Unpaid Scientific Adviser (Ret.)
I don't actually understand what is being said here. Are you unhappy that you can't create a 5E compatible game with a class called "swordmaster" or whatever? Because you certainly can.
Well, I'm not even touching 5E. The way things are worded sometimes make it hard to differentiate between what is acceptible, and what isn't. The way things are worded, to me, is that if the word exists in the SRD, it can't be used. But I have come to understand that it's more specific terminology, really. You can't use a monster named a 'Beholder' unless it is so radically different from the SRD Beholder, which is protected by product identity. (Witness "Big Eye Chungus" recently done for DCC/MCC)
Thus, my concern that naming someone who channels some kind of thaumaturgical energy can't be called "Wizard" or "Mage" because it may be a product ID.
I'd be interested just to see a 'master' list of what is on the SRD as protected content.
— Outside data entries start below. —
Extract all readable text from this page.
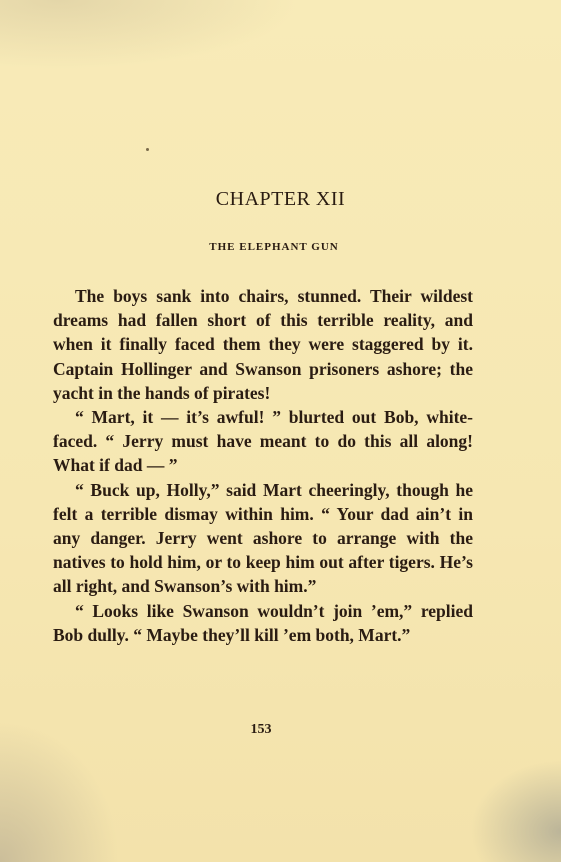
CHAPTER XII
THE ELEPHANT GUN

The boys sank into chairs, stunned. Their wildest dreams had fallen short of this terrible reality, and when it finally faced them they were staggered by it. Captain Hollinger and Swanson prisoners ashore; the yacht in the hands of pirates!

“ Mart, it — it’s awful! ” blurted out Bob, white-faced. “ Jerry must have meant to do this all along! What if dad — ”

“ Buck up, Holly,” said Mart cheeringly, though he felt a terrible dismay within him. “ Your dad ain’t in any danger. Jerry went ashore to arrange with the natives to hold him, or to keep him out after tigers. He’s all right, and Swanson’s with him.”

“ Looks like Swanson wouldn’t join ’em,” replied Bob dully. “ Maybe they’ll kill ’em both, Mart.”

153
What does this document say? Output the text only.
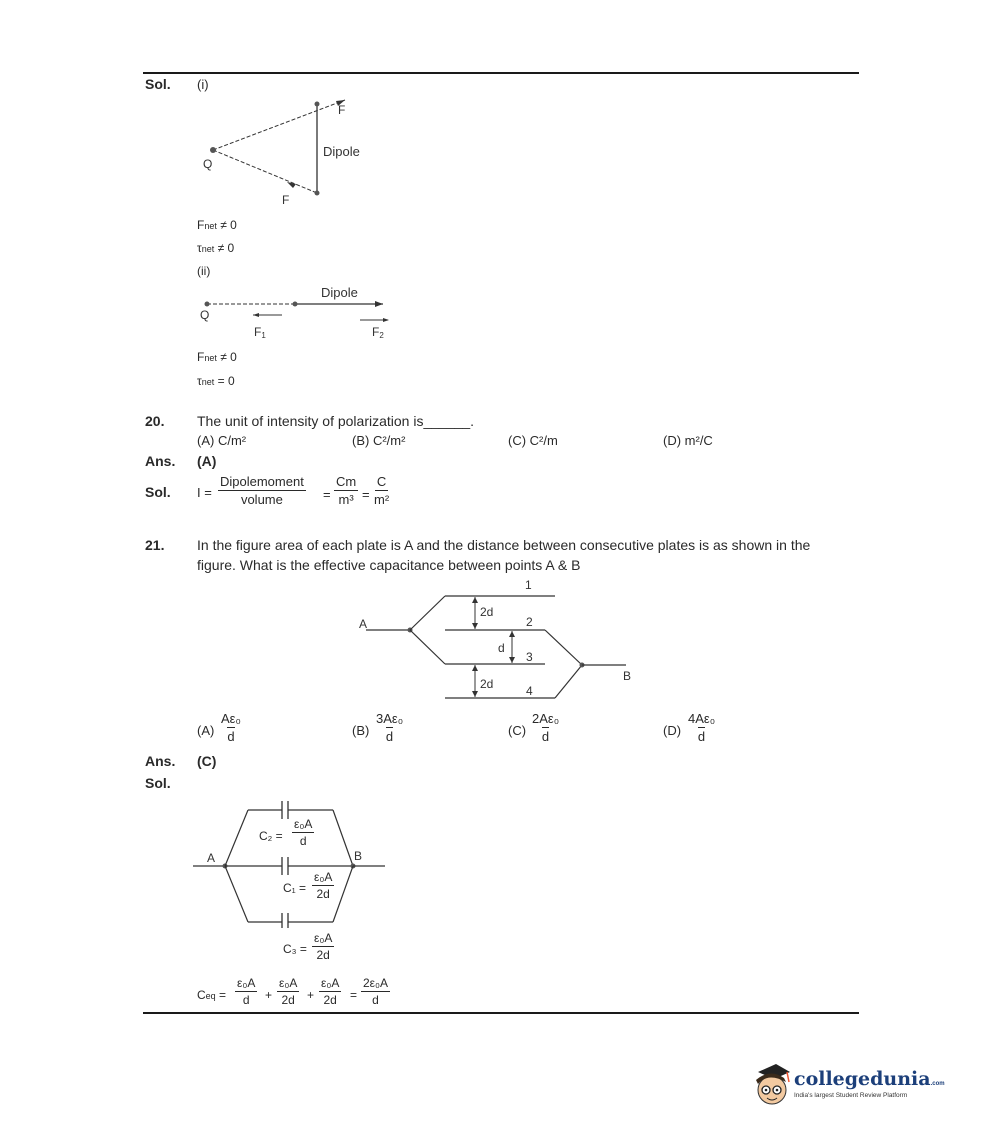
Sol. (i)
F
Q
Dipole
F
Fnet ≠ 0
τnet ≠ 0
(ii)
Dipole
Q
F1	F2
Fnet ≠ 0
τnet = 0
20. The unit of intensity of polarization is______.
(A) C/m²	(B) C²/m²	(C) C²/m	(D) m²/C
Ans. (A)
Sol. I =
Dipolemoment
volume	= $\frac{Cm}{\text{m³}} = \frac{C}{\text{m²}}$
21. In the figure area of each plate is A and the distance between consecutive plates is as shown in the
figure. What is the effective capacitance between points A & B
A
B
1
2
3
4
2d
d
2d
$(A) \frac{\text{Aε₀}}{d}$	$(B) \frac{\text{3Aε₀}}{d}$	$(C) \frac{\text{2Aε₀}}{d}$	$(D) \frac{\text{4Aε₀}}{d}$
Ans. (C)
Sol.
A	B
$C_2 = \frac{\text{ε₀A}}{d}$
$C_1 = \frac{\text{ε₀A}}{2d}$
$C_3 = \frac{\text{ε₀A}}{2d}$
Ceq = $\frac{\text{ε₀A}}{d} + \frac{\text{ε₀A}}{2d} + \frac{\text{ε₀A}}{2d} = \frac{\text{2ε₀A}}{d}$
collegedunia.com
India's largest Student Review Platform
The way someone explained it to me is that as long as it doesn't contain the description of the protected content as described in the SRD, it's good to use.
 

Hussar

Legend
Well, I'm not even touching 5E. The way things are worded sometimes make it hard to differentiate between what is acceptible, and what isn't. The way things are worded, to me, is that if the word exists in the SRD, it can't be used. But I have come to understand that it's more specific terminology, really. You can't use a monster named a 'Beholder' unless it is so radically different from the SRD Beholder, which is protected by product identity. (Witness "Big Eye Chungus" recently done for DCC/MCC)
Thus, my concern that naming someone who channels some kind of thaumaturgical energy can't be called "Wizard" or "Mage" because it may be a product ID.
I'd be interested just to see a 'master' list of what is on the SRD as protected content.

The way someone explained it to me is that as long as it doesn't contain the description of the protected content as described in the SRD, it's good to use.
Huh.

So, twenty years, literally tens of thousands of OGL products, and you still think that WotC is going to sue you for using the OGL?

I'd point out that it's my understanding that nothing in the SRD is protected content. That's why it's in the SRD.